05/11/2017
 Actualizado a 15/09/2019
Guardar
Mi hijo mira con estupor la fotografía en blanco y negro una y otra vez escrutando a los tres personajes que capta la cámara. Están ante una sábana quizás de color crudo colocada sin esmero alguno tras la que se adivinan unos troncos apilados sobre una pared. ¿Mis tatarabuelos?, pregunta incrédulo. Después se esfuerza por comprender un parentesco que yo acierto a explicarle malamente –los padres de mi abuelo Gilberto, los abuelos de la abuela Chonina– y finalmente se escapa exclamando teatralmente: ¡Dios mío, mamá! ¡Qué cosa tan, tan antigua! Sola frente a la fotografía aparecida entre unos libros al intentar poner algo de orden en la biblioteca, reconozco que, incluso para mí, la imagen –todo cuanto conservo de mis bisabuelos maternos–, tiene una pátina antigua, demasiado antigua. Ella viste una falda que le llega hasta los tobillos y un mantón de Manila cruzado sobre el pecho y atado presumiblemente a la espalda. Un pañuelo anudado sobre la cabeza le tapa completamente el pelo y de su cuello pende una hermosa arracada.
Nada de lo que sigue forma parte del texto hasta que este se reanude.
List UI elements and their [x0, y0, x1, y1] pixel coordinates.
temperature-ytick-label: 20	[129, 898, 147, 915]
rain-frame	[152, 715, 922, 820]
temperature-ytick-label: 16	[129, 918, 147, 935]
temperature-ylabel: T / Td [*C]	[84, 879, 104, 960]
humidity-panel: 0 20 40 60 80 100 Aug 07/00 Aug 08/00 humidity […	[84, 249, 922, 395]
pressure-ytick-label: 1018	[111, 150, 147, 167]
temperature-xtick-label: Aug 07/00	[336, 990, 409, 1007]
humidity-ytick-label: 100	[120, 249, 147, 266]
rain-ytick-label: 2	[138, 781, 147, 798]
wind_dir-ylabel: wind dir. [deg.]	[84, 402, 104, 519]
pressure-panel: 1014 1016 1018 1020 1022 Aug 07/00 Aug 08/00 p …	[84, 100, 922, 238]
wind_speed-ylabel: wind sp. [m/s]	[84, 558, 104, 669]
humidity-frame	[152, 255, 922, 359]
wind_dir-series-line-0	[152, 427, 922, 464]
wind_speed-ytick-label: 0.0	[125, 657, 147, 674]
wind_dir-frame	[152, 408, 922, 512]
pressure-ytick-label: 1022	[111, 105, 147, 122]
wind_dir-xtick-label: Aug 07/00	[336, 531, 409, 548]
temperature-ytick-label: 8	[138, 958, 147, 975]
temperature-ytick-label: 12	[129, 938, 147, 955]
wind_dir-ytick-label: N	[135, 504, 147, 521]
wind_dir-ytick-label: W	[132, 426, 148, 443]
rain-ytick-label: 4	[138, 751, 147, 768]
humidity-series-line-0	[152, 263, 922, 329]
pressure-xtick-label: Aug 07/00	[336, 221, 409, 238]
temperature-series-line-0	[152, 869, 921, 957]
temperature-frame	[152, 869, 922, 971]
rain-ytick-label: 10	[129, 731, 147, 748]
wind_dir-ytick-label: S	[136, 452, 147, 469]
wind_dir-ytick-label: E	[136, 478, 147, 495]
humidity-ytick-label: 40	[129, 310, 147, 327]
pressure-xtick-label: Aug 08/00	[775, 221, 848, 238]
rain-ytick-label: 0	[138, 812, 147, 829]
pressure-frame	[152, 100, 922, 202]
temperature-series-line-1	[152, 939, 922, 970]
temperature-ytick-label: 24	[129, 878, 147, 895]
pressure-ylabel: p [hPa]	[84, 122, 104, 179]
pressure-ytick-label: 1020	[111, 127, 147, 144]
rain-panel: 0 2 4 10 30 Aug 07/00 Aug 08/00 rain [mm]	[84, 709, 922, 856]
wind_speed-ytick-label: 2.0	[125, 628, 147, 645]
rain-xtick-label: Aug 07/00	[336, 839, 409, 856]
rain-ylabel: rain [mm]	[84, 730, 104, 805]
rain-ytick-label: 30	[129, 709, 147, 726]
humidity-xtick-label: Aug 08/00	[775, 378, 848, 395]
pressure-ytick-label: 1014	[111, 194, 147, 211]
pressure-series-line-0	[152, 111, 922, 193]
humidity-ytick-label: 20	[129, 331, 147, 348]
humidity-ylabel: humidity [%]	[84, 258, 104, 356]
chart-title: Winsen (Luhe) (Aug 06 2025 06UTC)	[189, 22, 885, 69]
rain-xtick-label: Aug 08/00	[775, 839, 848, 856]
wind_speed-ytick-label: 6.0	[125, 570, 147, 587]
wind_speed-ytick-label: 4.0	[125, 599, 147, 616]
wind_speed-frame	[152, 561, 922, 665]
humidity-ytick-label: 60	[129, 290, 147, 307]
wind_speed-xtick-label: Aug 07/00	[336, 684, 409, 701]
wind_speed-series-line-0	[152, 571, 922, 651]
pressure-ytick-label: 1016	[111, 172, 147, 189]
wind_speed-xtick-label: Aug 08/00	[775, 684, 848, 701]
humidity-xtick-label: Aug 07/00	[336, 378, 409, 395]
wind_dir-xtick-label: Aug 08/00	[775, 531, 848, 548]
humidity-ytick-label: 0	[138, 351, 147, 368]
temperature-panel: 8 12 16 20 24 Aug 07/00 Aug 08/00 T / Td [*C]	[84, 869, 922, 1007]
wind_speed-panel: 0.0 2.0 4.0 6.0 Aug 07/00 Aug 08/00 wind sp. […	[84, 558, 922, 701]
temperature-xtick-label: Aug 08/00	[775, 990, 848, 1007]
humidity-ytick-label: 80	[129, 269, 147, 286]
El fotógrafo le ha puesto entre las manos una flor, que ella sujeta torpemente, como si le pareciese algo impropio, ajeno a su vida cotidiana. A su lado, pero sin rozarse, Justo. Alto, delgado, enjuto, bien parecido, menos maltratado por la vida a no ser que Sandalia fuese, cosa que no creo, mucho mayor que él. En su mano izquierda también una flor y su sombrero, pero se ve a las claras que él posa con más naturalidad, con más donaire, mirando a la cámara como si estuviera seguro de que en algún momento, no sabe cuándo, alguien le observará y será capaz de leer en sus ojos. Entre ellos, quieto, un chiquillo rubio y guapo de unos siete años que es fotografiado por primera vez. Miro y remiro la fotografía: su vestimenta, las abarcas que cubren sus pies, su nariz –mi nariz–, el brillo de sus ojos. Es mi abuelo. De pronto me doy cuenta de que a él yo no le veo en blanco y negro. Ni veo a mis padres o a mis hermanos en blanco y negro en las fotografías que guardo celosamente de nuestra primera infancia.

Frente a mi ventana, un mirlo negro de pico anaranjado se atilda sobre la rama del abedul al que la lluvia ayuda a despojarse de hojas. Luego echa el vuelo dejándola ligeramente bamboleante unos segundos. Y yo me digo: los lectores de este periódico van a notar desde la primera línea que, para no tener que hablar de Cataluña, hoy simplemente he decidió salirme por la tangente.